33-year-old Craig Spencer, a Doctors Without Borders physician who recently returned to New York
from West Africa has tested positive for the Ebola virus, becoming the
first diagnosed case in the city.
He came back from treating Ebola patients in Guinea on October 17 and
developed a fever, nausea, pain and fatigue on yesterday. He
is in isolation and being treated at New York's Bellevue Hospital, one
of the eight hospitals statewide that Gov. Andrew Cuomo designated
earlier this month as part of an Ebola preparedness plan.
Spencer, who is
hospitalized in intensive care, went for a jog, may have gone to a
restaurant, traveled the city's vast subway system and went bowling
before feeling ill, but authorities stressed that the likelihood of him
spreading the virus was low.
"We want to state at the
outset there is no reason for New Yorkers to be alarmed," Mayor Bill de
Blasio told reporters late Thursday.
Health officials said
three people who had been in contact with Spencer -- his fiancée and two
friends -- were healthy and would be quarantined and monitored.
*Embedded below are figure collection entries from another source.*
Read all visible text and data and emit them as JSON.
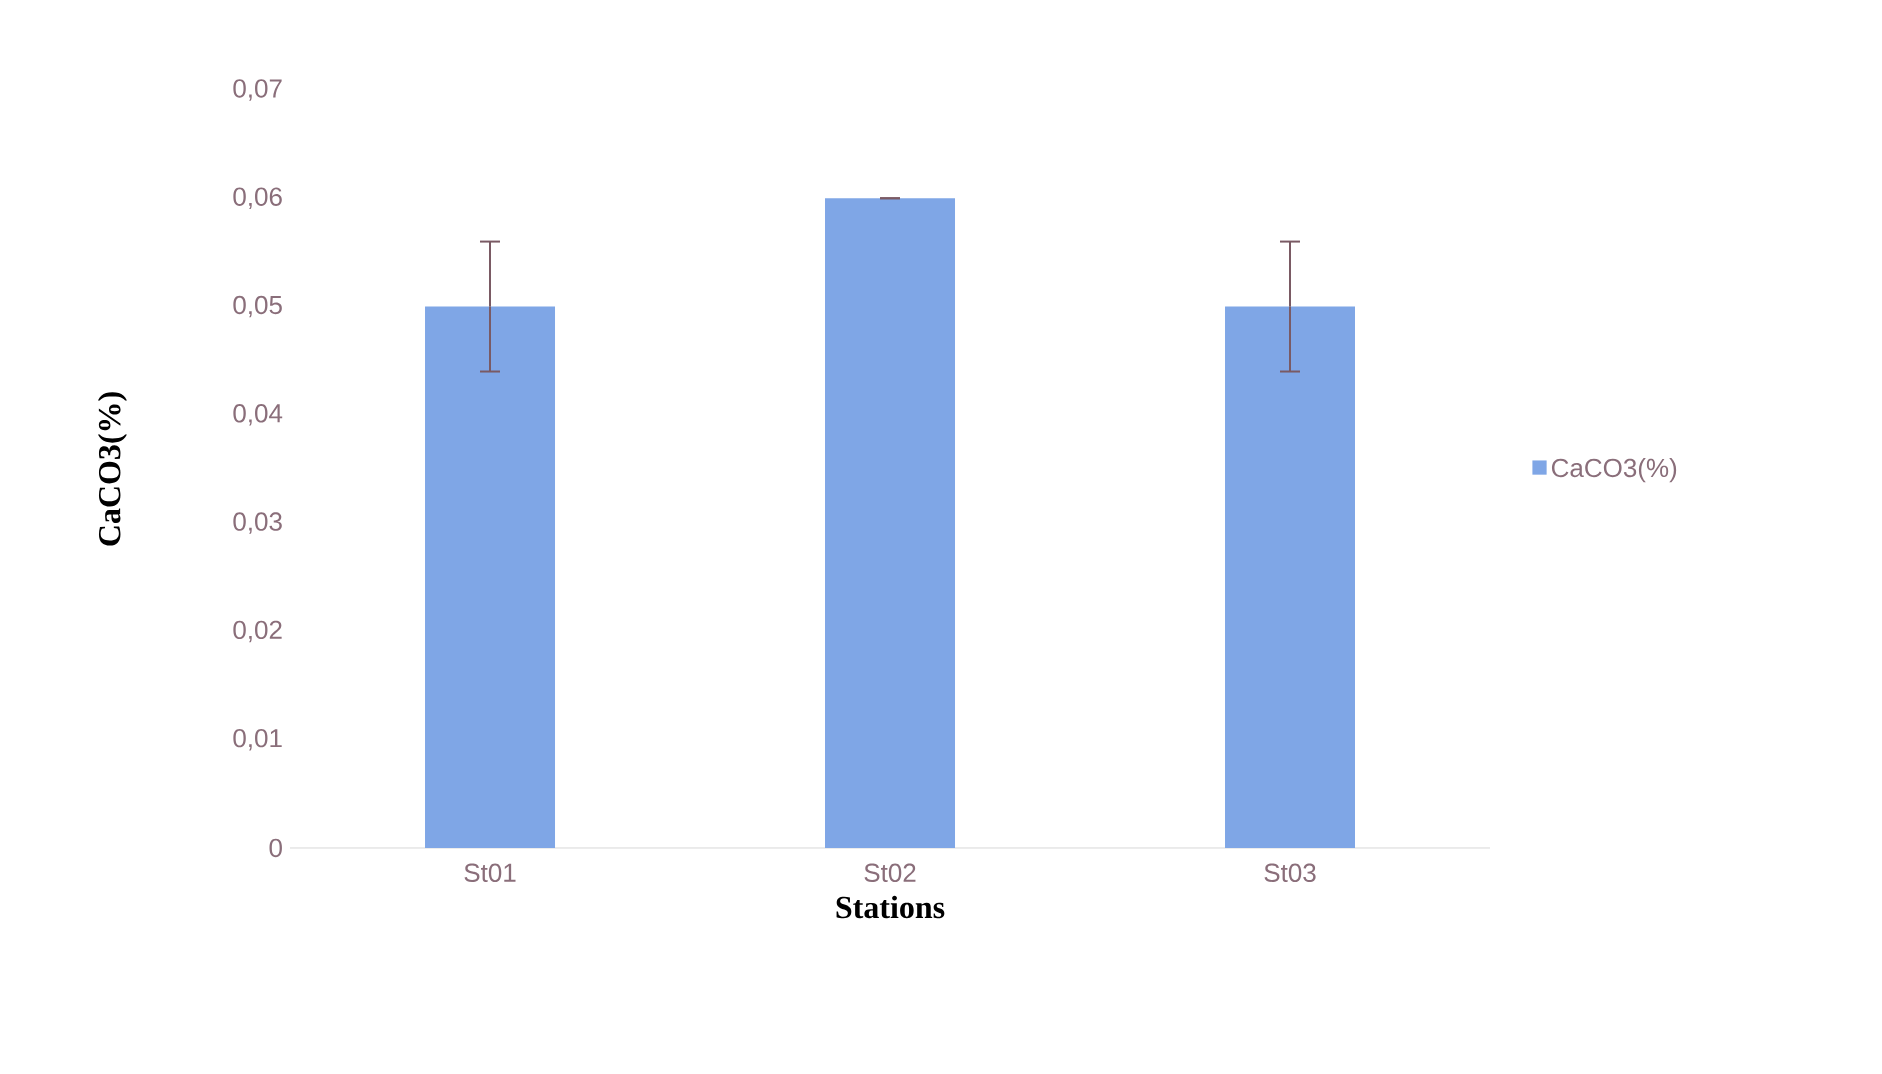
{
  "chart_data": {
    "type": "bar",
    "xlabel": "Stations",
    "ylabel": "CaCO3(%)",
    "categories": [
      "St01",
      "St02",
      "St03"
    ],
    "series": [
      {
        "name": "CaCO3(%)",
        "color": "#7fa6e6",
        "values": [
          0.05,
          0.06,
          0.05
        ],
        "errors": [
          0.006,
          0,
          0.006
        ]
      }
    ],
    "ylim": [
      0,
      0.07
    ],
    "yticks": [
      {
        "value": 0,
        "label": "0"
      },
      {
        "value": 0.01,
        "label": "0,01"
      },
      {
        "value": 0.02,
        "label": "0,02"
      },
      {
        "value": 0.03,
        "label": "0,03"
      },
      {
        "value": 0.04,
        "label": "0,04"
      },
      {
        "value": 0.05,
        "label": "0,05"
      },
      {
        "value": 0.06,
        "label": "0,06"
      },
      {
        "value": 0.07,
        "label": "0,07"
      }
    ],
    "legend": "right"
  }
}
A
fourth, a car service driver, had no physical contact with the patient
and was not considered at risk.
Dr. Mary Travis Bassett,
New York City's health commissioner, said Spencer completed his work in
Guinea on October 12 and left Africa two days later via Europe. He
arrived at John F. Kennedy Airport on October 17. She said he exhibited
no symptoms during his journey or any time afterward until Thursday
morning. He had been checking his temperature twice a day.
Spencer went for a
three-mile jog and visited a bowling alley in Brooklyn named The Gutter
prior to feeling symptomatic Thursday morning, Bassett said. The bowling
alley has been closed. He also traveled on three subway lines.
Authorities are checking his MetroCard to determine where else he went.
"At the time that the
doctor was on the subway he did not have fever ... he was not
symptomatic," according to Bassett, who said the chances of anyone
contracting the virus from contact with Spencer were "close to nil."